Kokichi Mikimoto, as a business man, received a patent on his work in the 1890s. This allowed him to continue his work tirelessly to create new and improved culturing methods. Mikimoto was recognized by his native Japan with numerous awards for his extraordinary work in the pearl industry.

Mikimoto had competitors in his pearl cultivating endeavor. Tokichi Nishikawa and carpenter Tatsuhei Mise had each discovered their own way of cultivating pearls. Nishikawa and Mise blended their efforts in an agreement and a patent in hopes of having the cultured pearl industry all to themselves. But Mikimoto was relentless in his quest for his perfect the large production of cultured pearls. Through keen business sense, and something of a technicality, Mikimoto was able to patent the development of any “round” pearl. Afterwards, his business grew exponentially, eventually to the extent where he was able to buy out the Nishikawa/Mise patent, therefore establishing himself as the juggernaut of the cultured pearl industry.
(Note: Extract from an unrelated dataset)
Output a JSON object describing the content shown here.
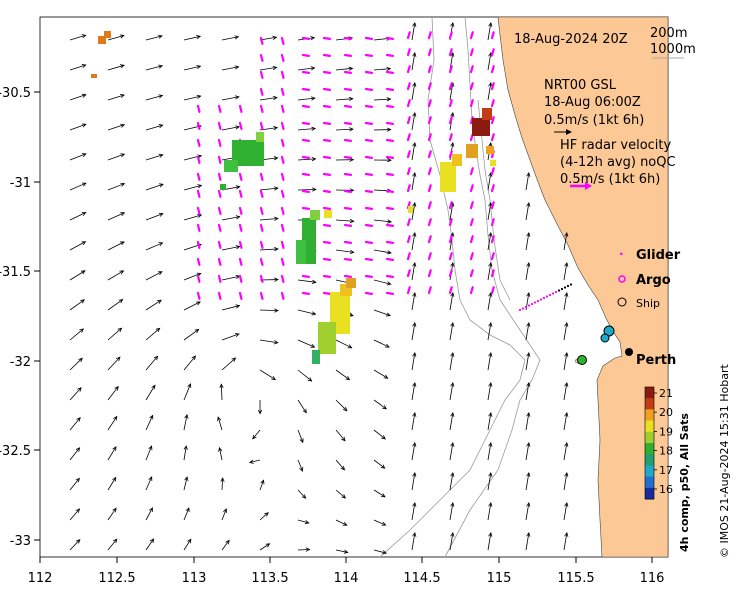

When Kokichi Mikimoto had patented and protected his methods, he was ever vigilant in trying to get recognition from the Pearl Jewelry world. He wanted his cultured pearls to be accepted as pearls by governments and various jewelers associations. Mikimoto pearls were found at every international exposition of those days, and eventually this led to an explosion in the pearl industry, and the affordable availability of pearls to almost anyone.